What about Dick?

Bob Woodward says the vice president is a "serious dark horse candidate" for the White House.

Published May 16, 2005 11:58AM (EDT)

Conventional wisdom says a Senate showdown over judicial nominees would be all about Bill Frists's presidential desires: By forcing a confrontation over the filibuster -- even if he loses -- Frist will have proven himself a loyal foot soldier in the Christian right's culture war. But another figure may loom large in a nuclear option explosion, and he's another Republican who could conceivably be a candidate in 2008.

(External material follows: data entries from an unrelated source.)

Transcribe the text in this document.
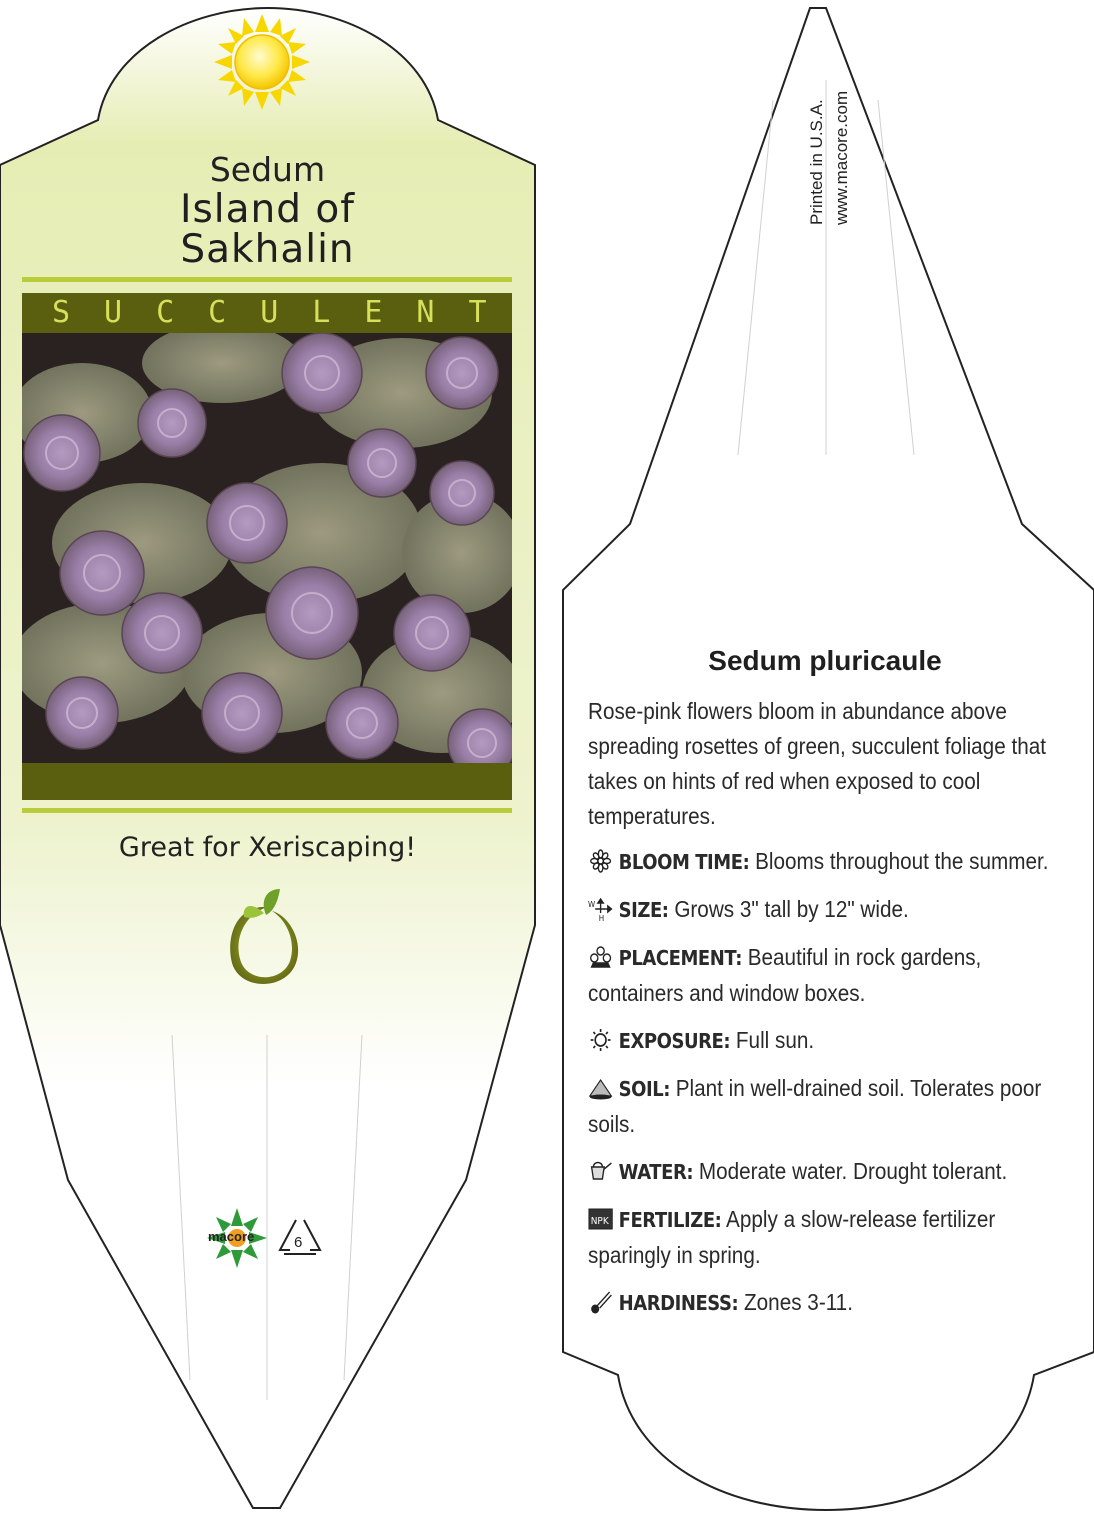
Sedum
Island of
Sakhalin
SUCCULENT
Great for Xeriscaping!
macore	6
Printed in U.S.A. www.macore.com
Sedum pluricaule

Rose-pink flowers bloom in abundance above spreading rosettes of green, succulent foliage that takes on hints of red when exposed to cool temperatures.

BLOOM TIME: Blooms throughout the summer.
W
H SIZE: Grows 3" tall by 12" wide.
PLACEMENT: Beautiful in rock gardens, containers and window boxes.
EXPOSURE: Full sun.
SOIL: Plant in well-drained soil. Tolerates poor soils.
WATER: Moderate water. Drought tolerant.
NPK FERTILIZE: Apply a slow-release fertilizer sparingly in spring.
HARDINESS: Zones 3-11.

Dick Cheney has already rejected the notion of a White House run about as unequivocally as a guy can. But Bob Woodward says people shouldn't rule out the vice president just yet. Appearing on Chris Matthews' NBC talker Sunday, Woodward called Cheney a "serious dark horse candidate" for 2008. How would it happen? With Frist, Sam Brownback, George Allen, John McCain and Rudy Giuliani floating around in a possible Republican field, the incumbent president, seeking clarity, might let Cheney off the hook for vowing not to run by calling on his main man to serve the nation once again. As Woodward puts it, "A guy named George Bush might come out and say 'What about Dick?'"


By Tim Grieve

Tim Grieve is a senior writer and the author of Salon's War Room blog.